L’ami du garçon s’appelait Ghaith Yamin, le jeune homme de 16 ans tué à Naplouse d’une balle dans la tête alors qu’il se tenait sur le toit de sa maison près du tombeau de Jacob, pendant que l’armée israélienne effectuait un raid sur la ville le 24 mai de cette année.

Naplouse, 10 août 2022 – Un jeune garçon et son chien Luka – Photo : Vivian Tabar

D’une certaine manière, j’ai ressenti l’hostilité à laquelle Haifa faisait référence en évoquant quelques heures plus tôt l’enfance d’al-Nabulsi. La violence brute dont ont été témoins les enfants, les jeunes et les adultes palestiniens qels qu’ils soient et de manières si diverses était perceptible de manière encore plus forte, tandis que l’enfant essayait de rassurer Luka, qui maintenant aboyait.

Au lever de la lune, la mosquée Khudari, dans la vieille ville, résonne de l’appel à la prière du Maghrib [prière au moment du couchant], « Allahu Akbar [Dieu est grand] ». Un mantra islamique qui signifie l’humilité, les ruelles résonnant du rappel que seul Dieu est grand, et que le reste n’est que l’humanité.

La lumière dorée qui perçait quelques instants auparavant a maintenant disparu, et la porte criblée de balles où al-Nabulsi et Subuh ont été tués est tombée dans l’obscurité.

Un groupe d’hommes à proximité était attentif à ma présence. Pourtant, si un touriste était passé près de nous, il n’aurait eu aucune idée du crime qui s’est produit à cet endroit juste deux nuits auparavant.

Un petit garçon doté d’une forte volonté

Selon ceux qui l’ont connu, avant de devenir un résistant, al-Nabulsi était un adolescent typique, allant au bout de ses idées et avec un grand sens de la justice. Les histoires que sa tante a racontées m’ont fait penser à de nombreux hommes, autrefois de jeunes garçons, que j’ai rencontrés dans les villes de Palestine. Enfant, al-Nabulsi était considéré comme un « Nimrood », un terme emprunté à l’histoire biblique pour désigner l’esprit d’un rebelle qui refuse de se soumettre à l’autorité.
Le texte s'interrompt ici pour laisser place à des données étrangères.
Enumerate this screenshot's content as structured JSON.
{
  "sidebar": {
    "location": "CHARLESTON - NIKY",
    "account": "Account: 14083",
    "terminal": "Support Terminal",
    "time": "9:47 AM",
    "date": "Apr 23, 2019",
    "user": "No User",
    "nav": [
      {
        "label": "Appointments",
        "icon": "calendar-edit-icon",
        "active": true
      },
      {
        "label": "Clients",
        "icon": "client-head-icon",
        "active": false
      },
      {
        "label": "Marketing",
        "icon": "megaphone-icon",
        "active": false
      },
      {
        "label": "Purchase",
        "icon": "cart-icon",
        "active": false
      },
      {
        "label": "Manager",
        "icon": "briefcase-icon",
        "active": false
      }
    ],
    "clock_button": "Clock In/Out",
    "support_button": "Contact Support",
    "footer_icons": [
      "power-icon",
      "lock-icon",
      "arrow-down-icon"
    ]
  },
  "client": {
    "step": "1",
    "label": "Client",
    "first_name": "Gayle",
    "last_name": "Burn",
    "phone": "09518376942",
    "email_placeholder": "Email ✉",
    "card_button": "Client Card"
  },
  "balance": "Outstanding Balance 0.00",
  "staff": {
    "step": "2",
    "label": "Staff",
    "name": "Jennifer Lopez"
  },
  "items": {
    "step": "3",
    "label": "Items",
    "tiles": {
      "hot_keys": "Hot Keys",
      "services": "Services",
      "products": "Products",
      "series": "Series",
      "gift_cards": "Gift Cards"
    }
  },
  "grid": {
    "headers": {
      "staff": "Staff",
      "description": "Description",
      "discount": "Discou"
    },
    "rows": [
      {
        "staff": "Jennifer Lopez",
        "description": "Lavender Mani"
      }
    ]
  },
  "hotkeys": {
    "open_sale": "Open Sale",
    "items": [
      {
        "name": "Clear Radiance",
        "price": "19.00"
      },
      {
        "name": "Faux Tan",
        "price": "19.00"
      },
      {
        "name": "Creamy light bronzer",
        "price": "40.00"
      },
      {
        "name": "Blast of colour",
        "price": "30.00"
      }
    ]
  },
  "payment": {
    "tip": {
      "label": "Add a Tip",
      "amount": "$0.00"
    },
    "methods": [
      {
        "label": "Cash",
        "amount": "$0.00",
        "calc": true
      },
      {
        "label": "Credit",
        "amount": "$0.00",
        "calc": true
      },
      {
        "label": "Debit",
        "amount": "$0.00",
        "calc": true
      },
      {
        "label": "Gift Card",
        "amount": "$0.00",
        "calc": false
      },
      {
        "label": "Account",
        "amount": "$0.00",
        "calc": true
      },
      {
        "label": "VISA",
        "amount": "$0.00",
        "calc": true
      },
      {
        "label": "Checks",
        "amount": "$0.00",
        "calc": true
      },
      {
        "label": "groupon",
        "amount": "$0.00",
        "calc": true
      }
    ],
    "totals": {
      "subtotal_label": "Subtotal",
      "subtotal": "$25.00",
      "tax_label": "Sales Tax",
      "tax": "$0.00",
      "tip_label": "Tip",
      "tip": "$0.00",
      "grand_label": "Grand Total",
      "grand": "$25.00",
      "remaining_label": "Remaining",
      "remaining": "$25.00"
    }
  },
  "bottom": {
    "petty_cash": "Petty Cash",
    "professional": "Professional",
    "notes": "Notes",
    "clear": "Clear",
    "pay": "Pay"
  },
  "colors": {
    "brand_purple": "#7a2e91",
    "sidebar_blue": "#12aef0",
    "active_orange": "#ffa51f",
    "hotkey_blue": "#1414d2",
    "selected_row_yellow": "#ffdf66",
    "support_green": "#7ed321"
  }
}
Les ruelles d’Al-Faqous et les décombres laissés par l’armée israélienne à l’intérieur du bâtiment où al-Nabulsi a été assassiné évoquent des souvenirs des violentes invasions de l’armée israélienne à Naplouse et Jénine en 2002.

À cette époque, la vieille ville était la cible d’une campagne militaire impitoyable de bombardements et de combats de rue, qui ont non seulement largelent impacté les logements et maisons, les moyens de subsistance et les habitants palestiniens eux-mêmes, mais aussi détruit des objets historiques dans l’une des plus anciennes villes du monde. C’est également à cette époque que les autorités et les ministres israéliens ont appelé à la tristement célèbre politique du « feu à volonté ».

Presque exactement deux décennies plus tard, la scène semblait familière aux habitants. Le sang d’al-Nabulsi, ou peut-être de Subuh, était répandu sur les murs de la maison démolie, marquant le lieu de leur dernière bataille.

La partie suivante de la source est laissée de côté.